A new imaging technique may offer the first glimpse of the degeneration of two brain structures affected by Parkinson’s disease, researchers reported in the November 26 online Archives of Neurology.
The technique, which combines several types of MRI, could allow physicians to better monitor patients’ progression and track the effectiveness of potential new treatments, according to coauthor Suzanne Corkin, PhD, Professor Emerita of Neuroscience, Massachusetts Institute of Technology (MIT) in Cambridge.
The study is also the first to provide clinical evidence for the theory that Parkinson’s neurodegeneration begins deep in the brain and advances upward.
“This progression has never been shown in living people, and that’s what was special about this study,” said Dr. Corkin. “With our new imaging methods, we can see these structures more clearly than anyone had seen them before. A major obstacle to research on the causes and progression of this disease has been a lack of effective brain imaging methods for the areas affected by the disease.”
In 2004, Heiko Braak proposed that during the earliest stages of disease, the substantia nigra begins to degenerate and that the degeneration then spreads outward to the basal forebrain. Neuropathologists had found evidence for this sequence of events, but it had never been observed in living patients, because the substantia nigra is difficult to image with conventional MRI.
To overcome this obstacle, the MIT team used four types of MRI scans, each with different magnetic fields, thus generating different images. By combining these scans, the researchers created composite images of each patient’s brain that clearly show the substantia nigra and basal forebrain. “Our new MRI methods provide an unparalleled view of these two structures, allowing us to calculate the precise volumes of each structure,” said lead author David A. Ziegler, PhD, postdoctoral researcher at the University of California, San Francisco.
After scanning normal brains, the researchers studied 29 early-stage Parkinson’s disease patients and found significant loss of volume in the substantia nigra early on, followed by loss of basal forebrain volume later in the disease.

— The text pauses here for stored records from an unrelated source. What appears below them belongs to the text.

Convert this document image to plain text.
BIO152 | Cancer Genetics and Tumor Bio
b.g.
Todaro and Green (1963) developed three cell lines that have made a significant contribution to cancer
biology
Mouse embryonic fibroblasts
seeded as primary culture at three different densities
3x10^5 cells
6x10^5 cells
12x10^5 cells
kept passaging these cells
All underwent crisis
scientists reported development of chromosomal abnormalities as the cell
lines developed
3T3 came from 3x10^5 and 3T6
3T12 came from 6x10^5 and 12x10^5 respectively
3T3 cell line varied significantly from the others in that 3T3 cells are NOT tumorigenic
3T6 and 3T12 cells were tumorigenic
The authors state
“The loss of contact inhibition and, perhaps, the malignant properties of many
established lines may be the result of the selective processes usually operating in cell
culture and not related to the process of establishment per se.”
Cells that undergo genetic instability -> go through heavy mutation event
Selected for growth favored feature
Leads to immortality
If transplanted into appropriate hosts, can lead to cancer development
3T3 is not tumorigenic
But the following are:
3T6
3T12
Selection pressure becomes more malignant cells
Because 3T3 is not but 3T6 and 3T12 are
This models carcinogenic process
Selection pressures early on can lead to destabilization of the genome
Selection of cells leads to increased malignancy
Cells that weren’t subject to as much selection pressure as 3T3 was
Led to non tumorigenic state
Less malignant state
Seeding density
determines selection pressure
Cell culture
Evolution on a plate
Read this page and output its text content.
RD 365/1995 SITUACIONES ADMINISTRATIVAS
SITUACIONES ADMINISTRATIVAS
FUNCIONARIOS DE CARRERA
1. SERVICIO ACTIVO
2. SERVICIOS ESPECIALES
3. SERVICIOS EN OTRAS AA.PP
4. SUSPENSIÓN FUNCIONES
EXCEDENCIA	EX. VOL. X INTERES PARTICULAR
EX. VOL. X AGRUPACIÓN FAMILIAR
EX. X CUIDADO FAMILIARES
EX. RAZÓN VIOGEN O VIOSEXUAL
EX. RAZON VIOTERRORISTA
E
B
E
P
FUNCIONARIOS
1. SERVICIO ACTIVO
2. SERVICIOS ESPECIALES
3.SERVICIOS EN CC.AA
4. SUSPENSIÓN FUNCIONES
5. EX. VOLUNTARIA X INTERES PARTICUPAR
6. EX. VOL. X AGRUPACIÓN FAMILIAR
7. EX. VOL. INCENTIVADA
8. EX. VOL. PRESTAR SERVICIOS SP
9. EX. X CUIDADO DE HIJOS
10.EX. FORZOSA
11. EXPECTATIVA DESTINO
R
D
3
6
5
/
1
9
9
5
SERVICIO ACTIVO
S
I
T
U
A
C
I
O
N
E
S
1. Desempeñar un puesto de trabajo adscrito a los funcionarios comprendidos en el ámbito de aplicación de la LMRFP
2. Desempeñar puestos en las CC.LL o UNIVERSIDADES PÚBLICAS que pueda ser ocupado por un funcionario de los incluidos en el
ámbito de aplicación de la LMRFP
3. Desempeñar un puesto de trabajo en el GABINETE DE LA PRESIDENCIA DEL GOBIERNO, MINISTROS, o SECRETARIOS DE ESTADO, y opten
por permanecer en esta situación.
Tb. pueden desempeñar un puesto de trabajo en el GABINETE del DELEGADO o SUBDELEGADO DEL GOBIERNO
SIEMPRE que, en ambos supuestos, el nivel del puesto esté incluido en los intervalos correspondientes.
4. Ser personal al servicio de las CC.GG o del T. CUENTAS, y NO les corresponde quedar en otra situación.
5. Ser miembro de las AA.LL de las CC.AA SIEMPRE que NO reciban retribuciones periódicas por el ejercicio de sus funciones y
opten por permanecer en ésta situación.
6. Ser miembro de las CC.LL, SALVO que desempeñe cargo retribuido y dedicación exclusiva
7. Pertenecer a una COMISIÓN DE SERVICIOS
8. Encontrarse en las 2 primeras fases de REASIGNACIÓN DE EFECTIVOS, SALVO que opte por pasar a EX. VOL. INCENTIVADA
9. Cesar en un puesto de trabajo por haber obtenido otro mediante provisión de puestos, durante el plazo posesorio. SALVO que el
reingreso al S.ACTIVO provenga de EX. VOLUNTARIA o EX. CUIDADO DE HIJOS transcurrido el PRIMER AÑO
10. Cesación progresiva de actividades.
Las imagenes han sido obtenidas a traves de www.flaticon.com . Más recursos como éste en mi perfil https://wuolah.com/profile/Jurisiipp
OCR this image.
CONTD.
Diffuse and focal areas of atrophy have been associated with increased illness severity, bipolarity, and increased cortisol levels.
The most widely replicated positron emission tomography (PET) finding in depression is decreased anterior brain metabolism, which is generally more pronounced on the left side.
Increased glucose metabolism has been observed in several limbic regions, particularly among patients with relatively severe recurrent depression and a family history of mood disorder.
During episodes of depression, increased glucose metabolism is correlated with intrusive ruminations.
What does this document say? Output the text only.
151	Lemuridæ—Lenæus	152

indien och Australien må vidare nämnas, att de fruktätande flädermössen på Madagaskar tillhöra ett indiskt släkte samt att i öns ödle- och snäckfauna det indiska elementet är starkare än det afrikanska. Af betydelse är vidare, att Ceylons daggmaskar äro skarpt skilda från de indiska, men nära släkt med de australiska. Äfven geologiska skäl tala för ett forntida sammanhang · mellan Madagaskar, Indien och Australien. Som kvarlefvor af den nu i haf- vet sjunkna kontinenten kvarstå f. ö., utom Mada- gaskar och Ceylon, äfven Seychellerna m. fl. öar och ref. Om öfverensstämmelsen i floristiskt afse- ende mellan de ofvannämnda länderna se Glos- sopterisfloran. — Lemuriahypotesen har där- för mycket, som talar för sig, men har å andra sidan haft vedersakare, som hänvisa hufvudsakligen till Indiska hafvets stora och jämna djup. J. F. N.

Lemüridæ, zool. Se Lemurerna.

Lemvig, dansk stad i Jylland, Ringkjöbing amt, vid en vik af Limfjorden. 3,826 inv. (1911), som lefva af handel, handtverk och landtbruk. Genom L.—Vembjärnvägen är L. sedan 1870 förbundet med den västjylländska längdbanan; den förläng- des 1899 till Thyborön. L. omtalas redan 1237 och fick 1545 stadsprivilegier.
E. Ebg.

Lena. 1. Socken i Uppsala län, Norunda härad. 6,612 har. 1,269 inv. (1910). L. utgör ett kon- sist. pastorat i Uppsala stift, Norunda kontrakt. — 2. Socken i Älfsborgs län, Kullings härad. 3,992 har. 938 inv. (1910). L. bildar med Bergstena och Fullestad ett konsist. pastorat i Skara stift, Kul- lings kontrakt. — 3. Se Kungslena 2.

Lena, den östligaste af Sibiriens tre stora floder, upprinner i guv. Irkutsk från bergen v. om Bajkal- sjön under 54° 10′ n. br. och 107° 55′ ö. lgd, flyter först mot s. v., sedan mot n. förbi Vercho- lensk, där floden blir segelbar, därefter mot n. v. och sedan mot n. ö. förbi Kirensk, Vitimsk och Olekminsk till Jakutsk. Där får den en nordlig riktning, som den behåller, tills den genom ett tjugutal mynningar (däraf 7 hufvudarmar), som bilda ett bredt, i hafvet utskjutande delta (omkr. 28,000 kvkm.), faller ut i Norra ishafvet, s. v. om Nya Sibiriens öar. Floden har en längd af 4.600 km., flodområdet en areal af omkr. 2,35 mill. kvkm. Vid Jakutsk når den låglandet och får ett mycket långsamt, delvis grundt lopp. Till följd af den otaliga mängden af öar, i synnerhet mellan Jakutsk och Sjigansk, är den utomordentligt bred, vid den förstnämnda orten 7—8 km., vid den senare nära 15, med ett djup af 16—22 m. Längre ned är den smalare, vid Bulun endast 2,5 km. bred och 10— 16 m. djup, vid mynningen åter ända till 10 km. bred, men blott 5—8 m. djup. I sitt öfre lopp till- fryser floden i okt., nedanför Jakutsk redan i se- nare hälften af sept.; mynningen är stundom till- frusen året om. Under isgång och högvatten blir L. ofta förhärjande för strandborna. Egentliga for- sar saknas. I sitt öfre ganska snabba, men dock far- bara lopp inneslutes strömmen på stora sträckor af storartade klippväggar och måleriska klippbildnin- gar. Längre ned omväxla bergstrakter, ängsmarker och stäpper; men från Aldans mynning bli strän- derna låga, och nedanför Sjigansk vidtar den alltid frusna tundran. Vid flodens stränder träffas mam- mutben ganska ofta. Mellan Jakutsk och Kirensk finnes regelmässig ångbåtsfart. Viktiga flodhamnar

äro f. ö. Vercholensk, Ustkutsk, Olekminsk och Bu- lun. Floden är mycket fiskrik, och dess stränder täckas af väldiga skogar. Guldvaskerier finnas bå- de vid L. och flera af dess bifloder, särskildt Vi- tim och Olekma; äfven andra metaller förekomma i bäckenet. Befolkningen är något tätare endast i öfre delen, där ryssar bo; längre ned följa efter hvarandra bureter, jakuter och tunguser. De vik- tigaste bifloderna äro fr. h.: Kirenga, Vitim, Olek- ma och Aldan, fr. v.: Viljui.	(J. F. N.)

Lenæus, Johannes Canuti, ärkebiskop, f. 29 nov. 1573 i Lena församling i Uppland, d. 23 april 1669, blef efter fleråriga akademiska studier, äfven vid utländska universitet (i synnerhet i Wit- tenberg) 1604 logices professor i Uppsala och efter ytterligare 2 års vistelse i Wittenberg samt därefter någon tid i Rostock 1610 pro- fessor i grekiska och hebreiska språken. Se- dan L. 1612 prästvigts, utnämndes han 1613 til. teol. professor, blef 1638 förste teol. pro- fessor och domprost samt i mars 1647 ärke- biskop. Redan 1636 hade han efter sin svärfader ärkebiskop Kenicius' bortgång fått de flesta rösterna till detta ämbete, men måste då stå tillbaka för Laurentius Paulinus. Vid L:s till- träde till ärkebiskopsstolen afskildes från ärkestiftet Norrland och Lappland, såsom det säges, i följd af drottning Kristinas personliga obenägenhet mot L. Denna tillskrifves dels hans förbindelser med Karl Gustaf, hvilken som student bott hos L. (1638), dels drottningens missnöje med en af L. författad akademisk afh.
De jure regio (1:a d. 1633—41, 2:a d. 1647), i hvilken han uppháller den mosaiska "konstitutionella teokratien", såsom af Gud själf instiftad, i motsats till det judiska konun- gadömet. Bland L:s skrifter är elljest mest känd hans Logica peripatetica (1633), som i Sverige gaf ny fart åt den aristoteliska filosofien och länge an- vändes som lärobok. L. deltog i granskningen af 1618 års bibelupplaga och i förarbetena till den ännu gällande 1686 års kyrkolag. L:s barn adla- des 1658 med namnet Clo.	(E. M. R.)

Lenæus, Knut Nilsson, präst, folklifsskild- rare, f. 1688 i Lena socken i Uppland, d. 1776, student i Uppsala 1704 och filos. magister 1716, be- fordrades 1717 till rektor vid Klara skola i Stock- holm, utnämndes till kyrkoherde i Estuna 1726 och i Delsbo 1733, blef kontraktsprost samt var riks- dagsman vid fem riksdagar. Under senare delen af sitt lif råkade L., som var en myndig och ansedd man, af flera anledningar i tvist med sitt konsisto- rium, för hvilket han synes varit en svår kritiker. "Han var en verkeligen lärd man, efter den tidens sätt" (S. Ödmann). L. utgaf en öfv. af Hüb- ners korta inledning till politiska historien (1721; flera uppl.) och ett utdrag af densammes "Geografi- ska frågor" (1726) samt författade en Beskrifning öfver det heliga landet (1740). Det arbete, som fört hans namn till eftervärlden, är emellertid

In future studies, this MRI technique could be used to follow patients over time and measure whether degeneration of the two areas is correlated or if they deteriorate independently of one another, noted Dr. Corkin. This approach could also give physicians a new way to monitor how their patients are responding to treatment, she said. Researchers could use the new imaging tools to determine the effects of potential new treatments.